# Show me your yak Saturday AM @ SPSP!



## Sandcrab (Mar 20, 2002)

I'll be hitting SPSP jetty for some fishing this Saturday morning around 5 AM. I was hoping to check out some yaks if anyone is planning on launching from the beach.

Anyone going to be at SPSP this Saturday AM so I can check out the yaks available?

Thanks

Sandcrab


----------



## fishingrod (May 3, 2004)

Sandcrab,

I would love to show off the yak to get another hooked on the sport. But I will probably be fishing somewhere on the Patapsco this weekend.

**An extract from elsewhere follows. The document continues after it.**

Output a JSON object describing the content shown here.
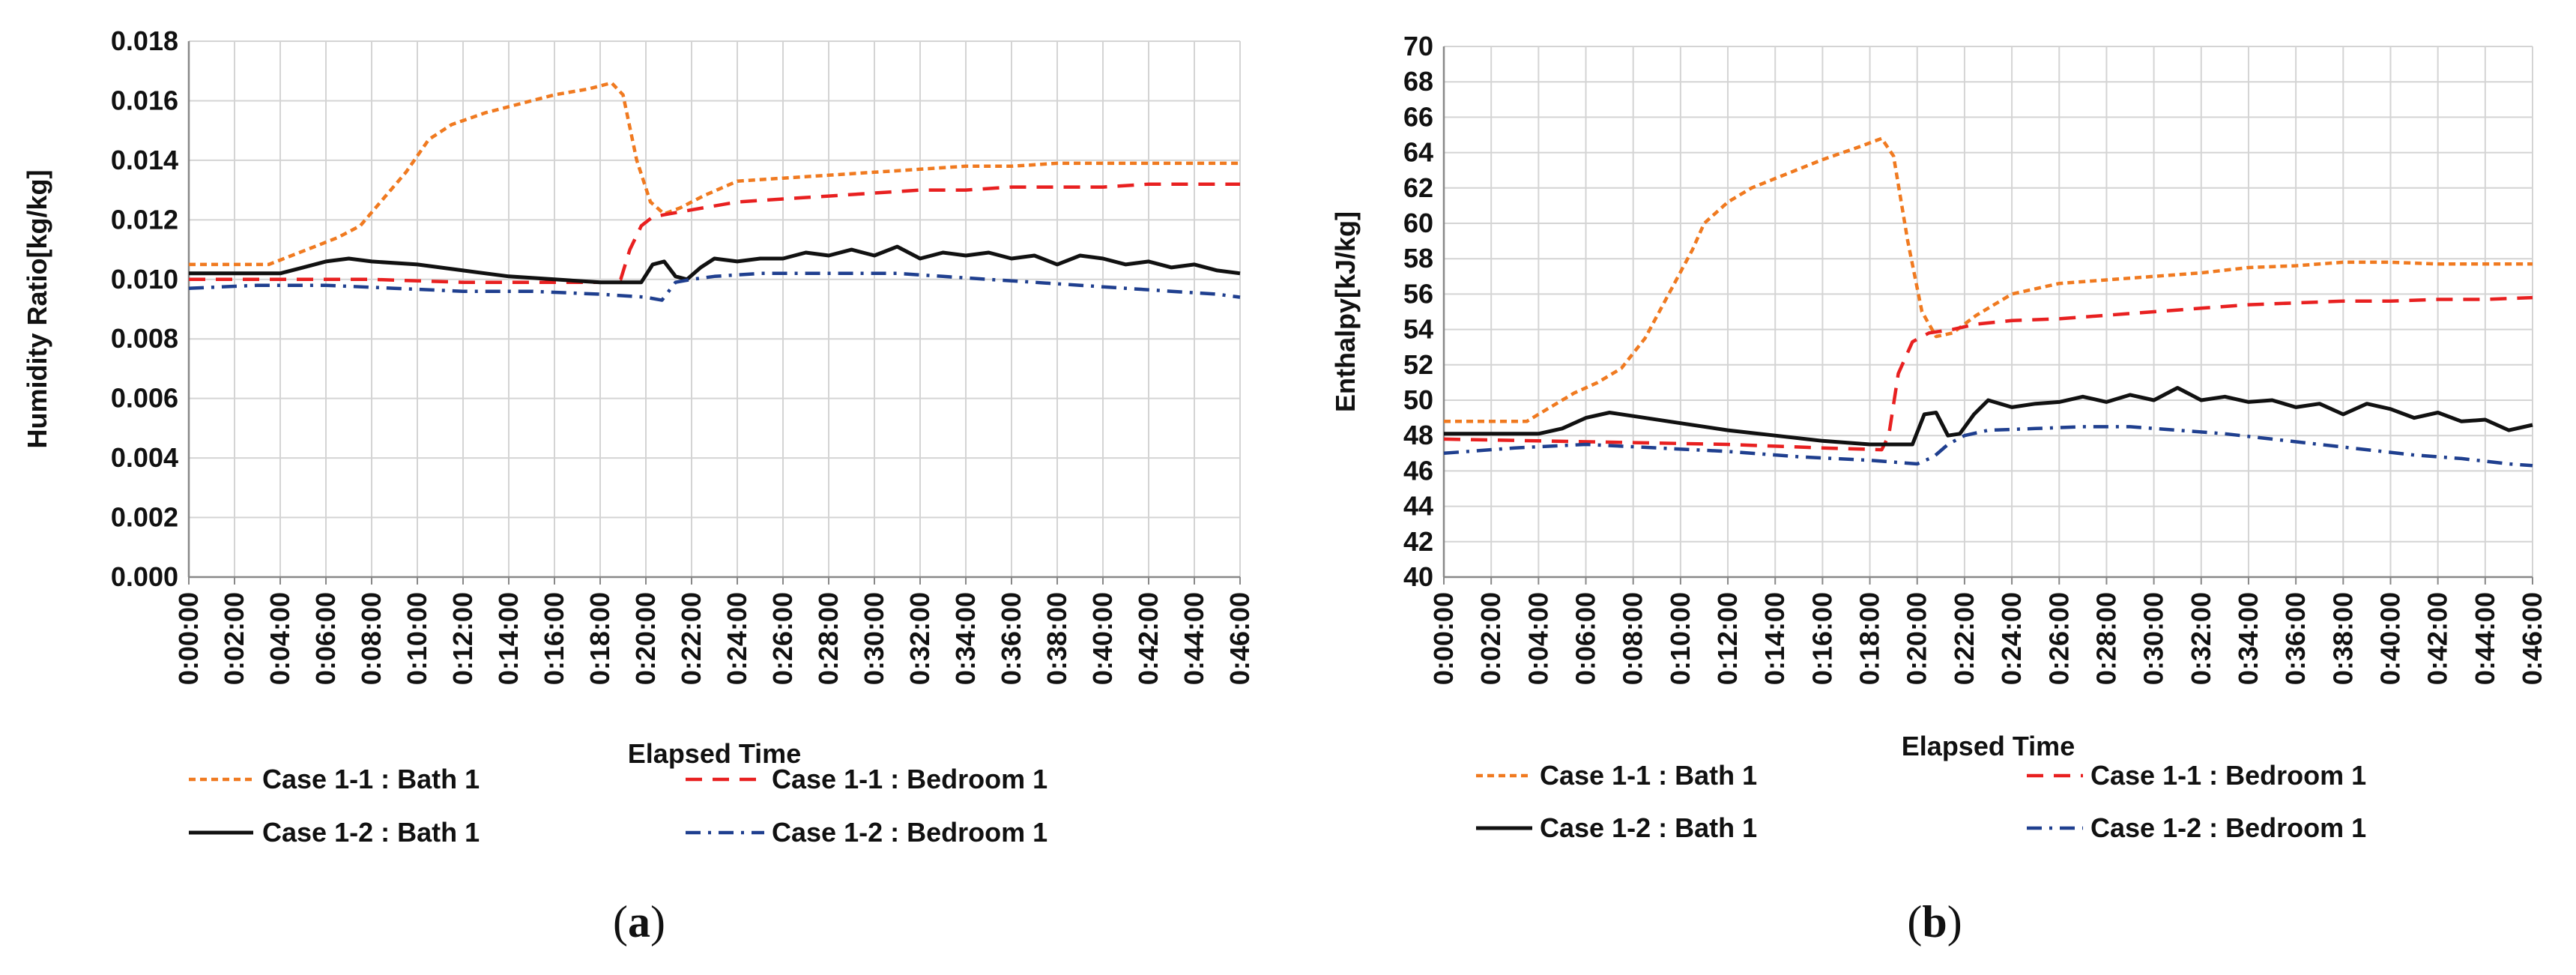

If I decide to hit SPSP I will let you know.

Rod


----------



## SeaSalt (Apr 29, 2002)

Sandcrab, I would love to come out but made plans already. Saturdays are pretty tough at SPSP for yaks because there are alot of boats out there on a nice day. Hopefully we can meet up. 

Thinking about planning a guided night trip out of Cheasapeake Beach soon. If you are interested let me know. Yak and safety equipment is provided if you don't have it. Josh Larson from Bay Paddlers does the trip. Anyone else interested let me know or PM me.


----------



## FISHIN ROD (Feb 12, 2003)

is the guided trip still being planned or has it happened? I have been thinking of giving it a try.


----------



## SeaSalt (Apr 29, 2002)

wooo... nice. I didn't think anyone was interested but I'll send Josh an email and ask how the fishing is. 

Anyone else interested? Also trying to plan a mini-tournament/get together for all yakkers around the cheasapeake bay. Anybody interested in this? Thinking about end of september.


----------



## Fish Bait (Feb 10, 2003)

I'm interested but i will be in Hatteras the last 2 weeks of Sept.


----------